The history of art is littered with male signatures on the work of women, for reasons mendacious, protective and often stubbornly opaque. In Jessie Burton’s sophomore novel, The Muse, artistic deceit is the bedrock of a story that leads from pre-civil war Spain to 1960s London, where a mysterious painting excites the head of an institute for the arts.
The two eras are each anchored by one woman and connected by a third, the enigmatic Marjorie Quick, a chain-smoker in “brave trousers” who offers a trial position at the Skelton Institute to Odelle Bastien, a young West Indian who moved to London with her best friend, Cynth, five years earlier. Odelle, whose intelligence and aptitude are no match for her skin colour, has been labouring in a shoe store. On meeting the older woman, who prefers to be known as Quick, Odelle wonders whether she is related to Edmund Reede, the man in charge of the institute. How, other than nepotism, could a woman’s name be engraved on a door?
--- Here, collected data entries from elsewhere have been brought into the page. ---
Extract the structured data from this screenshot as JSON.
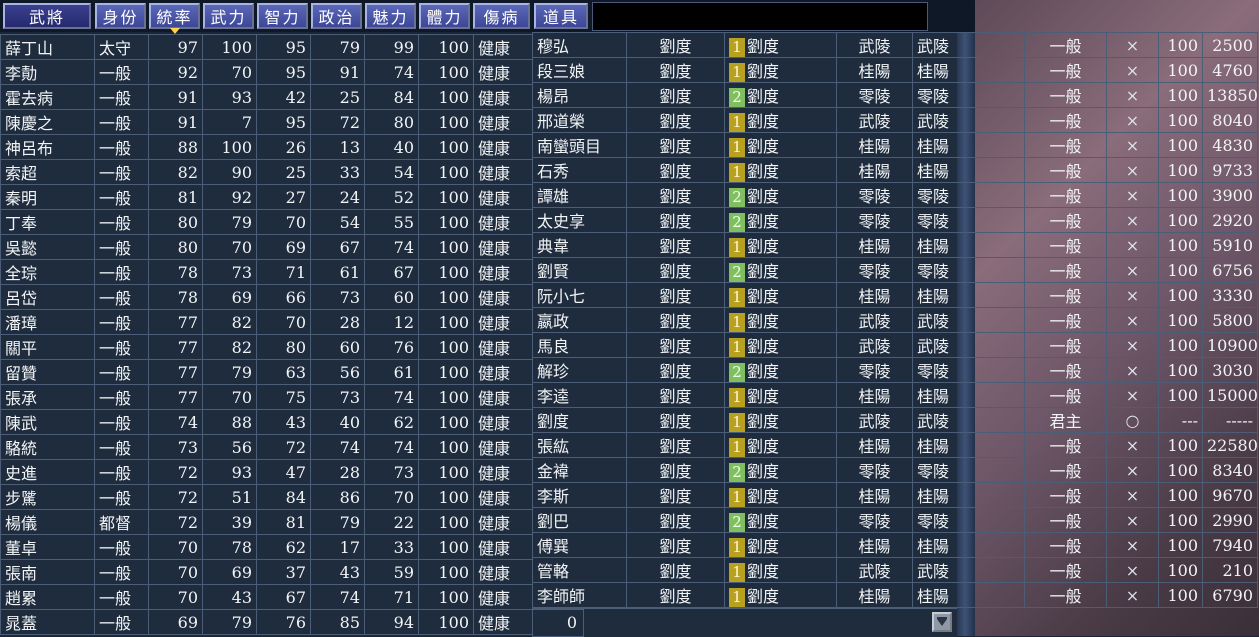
{
  "header": {
    "buttons": [
      "武將",
      "身份",
      "統率",
      "武力",
      "智力",
      "政治",
      "魅力",
      "體力",
      "傷病",
      "道具"
    ]
  },
  "left_rows": [
    [
      "薛丁山",
      "太守",
      "97",
      "100",
      "95",
      "79",
      "99",
      "100",
      "健康"
    ],
    [
      "李勣",
      "一般",
      "92",
      "70",
      "95",
      "91",
      "74",
      "100",
      "健康"
    ],
    [
      "霍去病",
      "一般",
      "91",
      "93",
      "42",
      "25",
      "84",
      "100",
      "健康"
    ],
    [
      "陳慶之",
      "一般",
      "91",
      "7",
      "95",
      "72",
      "80",
      "100",
      "健康"
    ],
    [
      "神呂布",
      "一般",
      "88",
      "100",
      "26",
      "13",
      "40",
      "100",
      "健康"
    ],
    [
      "索超",
      "一般",
      "82",
      "90",
      "25",
      "33",
      "54",
      "100",
      "健康"
    ],
    [
      "秦明",
      "一般",
      "81",
      "92",
      "27",
      "24",
      "52",
      "100",
      "健康"
    ],
    [
      "丁奉",
      "一般",
      "80",
      "79",
      "70",
      "54",
      "55",
      "100",
      "健康"
    ],
    [
      "吳懿",
      "一般",
      "80",
      "70",
      "69",
      "67",
      "74",
      "100",
      "健康"
    ],
    [
      "全琮",
      "一般",
      "78",
      "73",
      "71",
      "61",
      "67",
      "100",
      "健康"
    ],
    [
      "呂岱",
      "一般",
      "78",
      "69",
      "66",
      "73",
      "60",
      "100",
      "健康"
    ],
    [
      "潘璋",
      "一般",
      "77",
      "82",
      "70",
      "28",
      "12",
      "100",
      "健康"
    ],
    [
      "關平",
      "一般",
      "77",
      "82",
      "80",
      "60",
      "76",
      "100",
      "健康"
    ],
    [
      "留贊",
      "一般",
      "77",
      "79",
      "63",
      "56",
      "61",
      "100",
      "健康"
    ],
    [
      "張承",
      "一般",
      "77",
      "70",
      "75",
      "73",
      "74",
      "100",
      "健康"
    ],
    [
      "陳武",
      "一般",
      "74",
      "88",
      "43",
      "40",
      "62",
      "100",
      "健康"
    ],
    [
      "駱統",
      "一般",
      "73",
      "56",
      "72",
      "74",
      "74",
      "100",
      "健康"
    ],
    [
      "史進",
      "一般",
      "72",
      "93",
      "47",
      "28",
      "73",
      "100",
      "健康"
    ],
    [
      "步騭",
      "一般",
      "72",
      "51",
      "84",
      "86",
      "70",
      "100",
      "健康"
    ],
    [
      "楊儀",
      "都督",
      "72",
      "39",
      "81",
      "79",
      "22",
      "100",
      "健康"
    ],
    [
      "董卓",
      "一般",
      "70",
      "78",
      "62",
      "17",
      "33",
      "100",
      "健康"
    ],
    [
      "張南",
      "一般",
      "70",
      "69",
      "37",
      "43",
      "59",
      "100",
      "健康"
    ],
    [
      "趙累",
      "一般",
      "70",
      "43",
      "67",
      "74",
      "71",
      "100",
      "健康"
    ],
    [
      "晁蓋",
      "一般",
      "69",
      "79",
      "76",
      "85",
      "94",
      "100",
      "健康"
    ]
  ],
  "right_rows": [
    [
      "穆弘",
      "劉度",
      "1",
      "劉度",
      "武陵",
      "武陵",
      "一般",
      "×",
      "100",
      "2500"
    ],
    [
      "段三娘",
      "劉度",
      "1",
      "劉度",
      "桂陽",
      "桂陽",
      "一般",
      "×",
      "100",
      "4760"
    ],
    [
      "楊昂",
      "劉度",
      "2",
      "劉度",
      "零陵",
      "零陵",
      "一般",
      "×",
      "100",
      "13850"
    ],
    [
      "邢道榮",
      "劉度",
      "1",
      "劉度",
      "武陵",
      "武陵",
      "一般",
      "×",
      "100",
      "8040"
    ],
    [
      "南蠻頭目",
      "劉度",
      "1",
      "劉度",
      "桂陽",
      "桂陽",
      "一般",
      "×",
      "100",
      "4830"
    ],
    [
      "石秀",
      "劉度",
      "1",
      "劉度",
      "桂陽",
      "桂陽",
      "一般",
      "×",
      "100",
      "9733"
    ],
    [
      "譚雄",
      "劉度",
      "2",
      "劉度",
      "零陵",
      "零陵",
      "一般",
      "×",
      "100",
      "3900"
    ],
    [
      "太史享",
      "劉度",
      "2",
      "劉度",
      "零陵",
      "零陵",
      "一般",
      "×",
      "100",
      "2920"
    ],
    [
      "典韋",
      "劉度",
      "1",
      "劉度",
      "桂陽",
      "桂陽",
      "一般",
      "×",
      "100",
      "5910"
    ],
    [
      "劉賢",
      "劉度",
      "2",
      "劉度",
      "零陵",
      "零陵",
      "一般",
      "×",
      "100",
      "6756"
    ],
    [
      "阮小七",
      "劉度",
      "1",
      "劉度",
      "桂陽",
      "桂陽",
      "一般",
      "×",
      "100",
      "3330"
    ],
    [
      "嬴政",
      "劉度",
      "1",
      "劉度",
      "武陵",
      "武陵",
      "一般",
      "×",
      "100",
      "5800"
    ],
    [
      "馬良",
      "劉度",
      "1",
      "劉度",
      "武陵",
      "武陵",
      "一般",
      "×",
      "100",
      "10900"
    ],
    [
      "解珍",
      "劉度",
      "2",
      "劉度",
      "零陵",
      "零陵",
      "一般",
      "×",
      "100",
      "3030"
    ],
    [
      "李逵",
      "劉度",
      "1",
      "劉度",
      "桂陽",
      "桂陽",
      "一般",
      "×",
      "100",
      "15000"
    ],
    [
      "劉度",
      "劉度",
      "1",
      "劉度",
      "武陵",
      "武陵",
      "君主",
      "○",
      "---",
      "-----"
    ],
    [
      "張紘",
      "劉度",
      "1",
      "劉度",
      "桂陽",
      "桂陽",
      "一般",
      "×",
      "100",
      "22580"
    ],
    [
      "金褘",
      "劉度",
      "2",
      "劉度",
      "零陵",
      "零陵",
      "一般",
      "×",
      "100",
      "8340"
    ],
    [
      "李斯",
      "劉度",
      "1",
      "劉度",
      "桂陽",
      "桂陽",
      "一般",
      "×",
      "100",
      "9670"
    ],
    [
      "劉巴",
      "劉度",
      "2",
      "劉度",
      "零陵",
      "零陵",
      "一般",
      "×",
      "100",
      "2990"
    ],
    [
      "傅巽",
      "劉度",
      "1",
      "劉度",
      "桂陽",
      "桂陽",
      "一般",
      "×",
      "100",
      "7940"
    ],
    [
      "管輅",
      "劉度",
      "1",
      "劉度",
      "武陵",
      "武陵",
      "一般",
      "×",
      "100",
      "210"
    ],
    [
      "李師師",
      "劉度",
      "1",
      "劉度",
      "桂陽",
      "桂陽",
      "一般",
      "×",
      "100",
      "6790"
    ]
  ],
  "footer": {
    "count": "0"
  },
  "colors": {
    "badge_1": "#b8a020",
    "badge_2": "#7fbf60",
    "header_btn": "#4b56a8"
  }
}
At Cynth’s wedding reception Odelle meets Lawrie Scott, with whom she embarks on “a fabulous sickness” of a courtship. Lawrie’s prized possession is a painting of a girl and a lion, signed only “I.R”, that was owned by his late mother. The truth about the painting will take the novel’s length to emerge, but its lineage is doubtless impure, its transfer of ownership hazy – one “doesn’t just happen upon” such a piece, Quick tells Odelle – and its inception eventually traceable to 1936 Spain, where young artist Olive Schloss lives, “a survivor of her parents’ marriage”, with her mother Sarah, a chronic depressive, and her Austrian Jewish father Harold.
Into the mix enter siblings Isaac and Teresa Robles, agitators against poverty and fascism who inspire the Schlosses to confront with long-accepted precepts. Isaac and Olive’s love story mirrors that of Odelle and Lawrie only momentarily, but both unions are marked by questions of how art is made and who is permitted to claim it.
Burton’s command of period, place and voice is marvellous, and themes of race, class and the limitations of sex are explored with delicate authority. Odelle and Cynth speak to one another in a relaxed, shorthand vernacular that Odelle replaces with the Queen’s English when in other company. She is perplexed by the common assumption that she is an authority on Africa or the history of Caribbean peoples, for as the recipient of a colonial education, she is as familiar with Latin and the works of Dickens as any Old Etonian.
Taken as a whole, The Muse is both expansive and close, the real intimacy percolating not between its romantic couples but in the fascinating bond between Odelle and Quick, both of whose public personas are forged by their times. In the end, a weakening Quick is fully known by her astute protege: “Somewhere inside her memory, a drawbridge had been lowered, and the foot soldiers of her past were pushing through in serried ranks.”
The Muse is every bit as layered and affecting as Burton’s debut, The Miniaturist, and more complex and intriguing for its sketching of the immigrant experience in 1960s Britain and of the persistent dichotomy, for women then and now, between promise and restriction.